The lengthy statement from Gottlieb, surpassing 1,600 words in total, came as the agency is conducting an extensive investigation into the blood pressure medication valsartan. More than half of all valsartan products are now under recall, the agency announced a week ago, and more may see the same fate.
The Sept. 5 release appears to be an attempt to show transparency in how the agency handles inspections.
Since the early 2000s, drug manufacturing has become increasingly globalized.

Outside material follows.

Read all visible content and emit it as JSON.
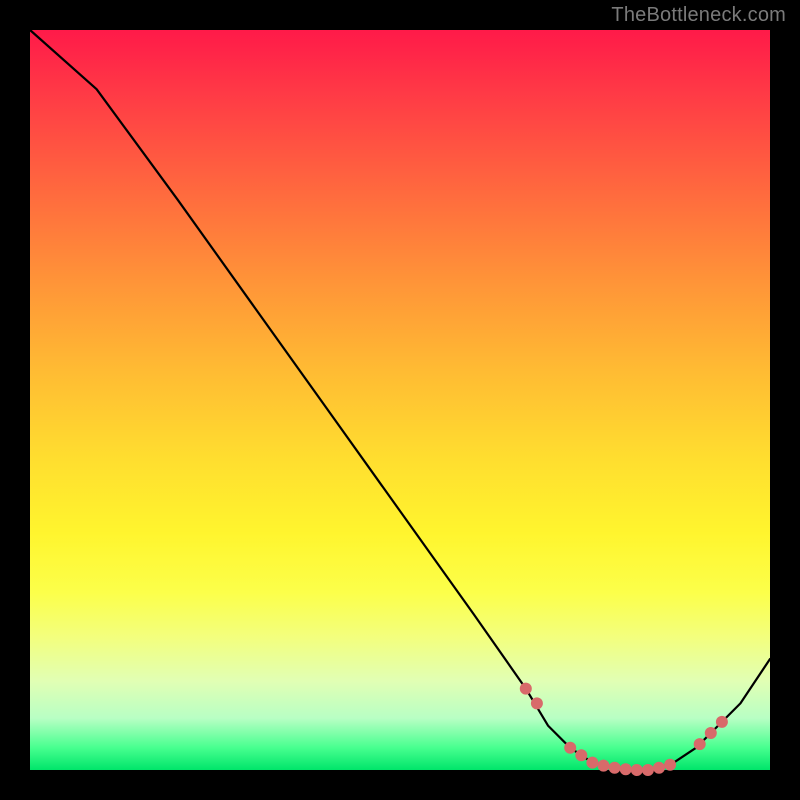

The FDA shifted to a risk-based approach in the 2005 fiscal year, and in 2012 a law (FDASIA) required the agency to inspect both domestic and foreign drug establishments, taking into consideration "known safety risks."
For the 2017 fiscal year, the FDA inspected 5,063 pharmaceutical sites with about 60% of those being foreign-based.
The newly released seven-page document outlines the risk factors FDA uses in prioritizing plant inspections, including the establishment's compliance and recall history, the inherent risk of the manufactured drug and the frequency and history of previous inspections.
"We need to make sure that our inspections are prioritized based on potential risks to patients, and that we're using our resources efficiently," Gottlieb said.
The FDA also changed its field organization last year to shift from a geographically-based approach to basing resources around areas of specialization.
Finally, the announcement trumpeted the inspections classifications database, which was recently updated. Nearly 10,000 records have been posted in 2018. Gottlieb said it now incorporates some foreign regulatory agency inspection reports.
"FDA carried out these updates well ahead of our scheduled commitment under the reauthorized Generic Drug User Fee Amendments (GDUFA II) to perform the updates by 2019," Gottlieb said. "The agency went beyond the commitment to provide timely updates regarding generic drug manufacturing facilities – as the database is updated every 30 days with classifications for inspections for all FDA regulated products, not just generic drugs."